A lesson for the future perhaps, one I didn’t learn the last time I become unemployed either which was to have back up savings. Only problem is my expenses are to high and I’ve cut back the best I can that savings are very scarce. But I have my health, good family and friend support, and of course book club.
Recently my sister bought me the murder she wrote series 1 for the hard work I put in for job hunting and landing a job. not this one another which I turned down due to an advert saying 40 hours only to be a zero hour contract. That is not a way to live.
All companies these days seem to want to offer contracts up to 25 hours but expect you to work up to 40. Then when there is no hours drop you down again. How did it ever come to this?
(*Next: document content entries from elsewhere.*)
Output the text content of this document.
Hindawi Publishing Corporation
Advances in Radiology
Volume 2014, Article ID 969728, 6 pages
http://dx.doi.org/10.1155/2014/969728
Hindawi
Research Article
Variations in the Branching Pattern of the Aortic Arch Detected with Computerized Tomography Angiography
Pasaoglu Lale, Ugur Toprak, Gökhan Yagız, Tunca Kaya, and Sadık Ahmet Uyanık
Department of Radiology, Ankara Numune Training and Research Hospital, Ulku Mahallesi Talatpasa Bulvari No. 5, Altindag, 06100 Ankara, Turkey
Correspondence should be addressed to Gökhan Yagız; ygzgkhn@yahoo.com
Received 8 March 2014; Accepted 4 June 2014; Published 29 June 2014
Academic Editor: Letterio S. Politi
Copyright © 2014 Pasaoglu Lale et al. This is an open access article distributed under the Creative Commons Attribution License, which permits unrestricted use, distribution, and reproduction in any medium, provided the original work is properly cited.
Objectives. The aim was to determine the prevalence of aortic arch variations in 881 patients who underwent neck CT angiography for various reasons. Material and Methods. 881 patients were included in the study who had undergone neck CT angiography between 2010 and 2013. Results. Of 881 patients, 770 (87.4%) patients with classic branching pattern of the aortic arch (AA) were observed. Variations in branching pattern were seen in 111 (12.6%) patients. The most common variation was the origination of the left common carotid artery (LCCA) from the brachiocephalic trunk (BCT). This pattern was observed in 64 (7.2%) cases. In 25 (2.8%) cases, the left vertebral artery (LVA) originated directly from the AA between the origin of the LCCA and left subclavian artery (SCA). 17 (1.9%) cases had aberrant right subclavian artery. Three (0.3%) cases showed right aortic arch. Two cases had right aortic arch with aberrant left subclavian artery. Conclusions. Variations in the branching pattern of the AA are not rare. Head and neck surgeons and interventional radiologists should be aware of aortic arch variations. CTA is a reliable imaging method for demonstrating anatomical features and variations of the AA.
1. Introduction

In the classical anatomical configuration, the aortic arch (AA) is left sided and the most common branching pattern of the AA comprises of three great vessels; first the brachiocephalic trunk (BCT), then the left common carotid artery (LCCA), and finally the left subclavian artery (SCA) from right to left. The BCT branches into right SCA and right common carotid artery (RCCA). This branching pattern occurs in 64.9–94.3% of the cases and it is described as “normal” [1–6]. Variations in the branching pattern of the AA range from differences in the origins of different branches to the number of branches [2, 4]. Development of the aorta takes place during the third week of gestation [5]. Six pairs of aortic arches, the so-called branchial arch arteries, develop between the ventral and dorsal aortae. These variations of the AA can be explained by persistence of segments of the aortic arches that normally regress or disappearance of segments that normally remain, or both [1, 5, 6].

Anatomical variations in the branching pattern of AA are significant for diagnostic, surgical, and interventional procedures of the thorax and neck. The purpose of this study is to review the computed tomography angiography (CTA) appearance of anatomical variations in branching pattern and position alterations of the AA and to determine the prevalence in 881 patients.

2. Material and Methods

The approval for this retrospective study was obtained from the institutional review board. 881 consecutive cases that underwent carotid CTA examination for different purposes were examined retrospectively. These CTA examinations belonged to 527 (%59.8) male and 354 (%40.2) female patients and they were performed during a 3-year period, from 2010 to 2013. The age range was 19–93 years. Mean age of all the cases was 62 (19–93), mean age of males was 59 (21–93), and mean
I know part of it is my fault for having so many bills etc and not being able to take these are taking two jobs at a time like most people do but all I wanted was something to help me still dot he things I loved. It wasn’t for the want of trying to finally get something. I had a really bad interview and apparently flexible is not we can allow you to do things its we will give you a week of early s and a week of lates etc also our security guard will take your pass off you before you’ve even reached the bottom of the stairs and the interviewer has said goodbye. bloody charming. Funny thing was I was on the bus home and saw an advert in a shop window, got home and sent CV off two hours later got a call and initial interview for a few days later and hey presto here I am happy as a sandbag watching diagnosis murder and Dick Van Dyke in drag and also playing 5 other characters (his cousins). 😀
My next big task is to try and finish the on going project of operation move house. I saw at 5am this morning House Doctor and how the house was to big for the couple and they had filled every corner some of it with stuffed animals. Apparently whatever space you are in you fill it, and I have with this and there’s only me. last clear out I got rid of furniture and bags and bags of stuff. There’s at least 7 bags downstairs ready to go. I’m trying to find what’s really important and how I can get rid of two rooms of crap. Also I need to stop shopping for two people or when I’m hungry, its a bad habit. I’ve now got a full fridge and likely to go out of date before I can eat it. Eyes bigger than my belly.
So count your blessings, save your pennies, take time out to read a book, join a club, speak to friends and family often, lend a hand, sing your heart out and most of all eat cake.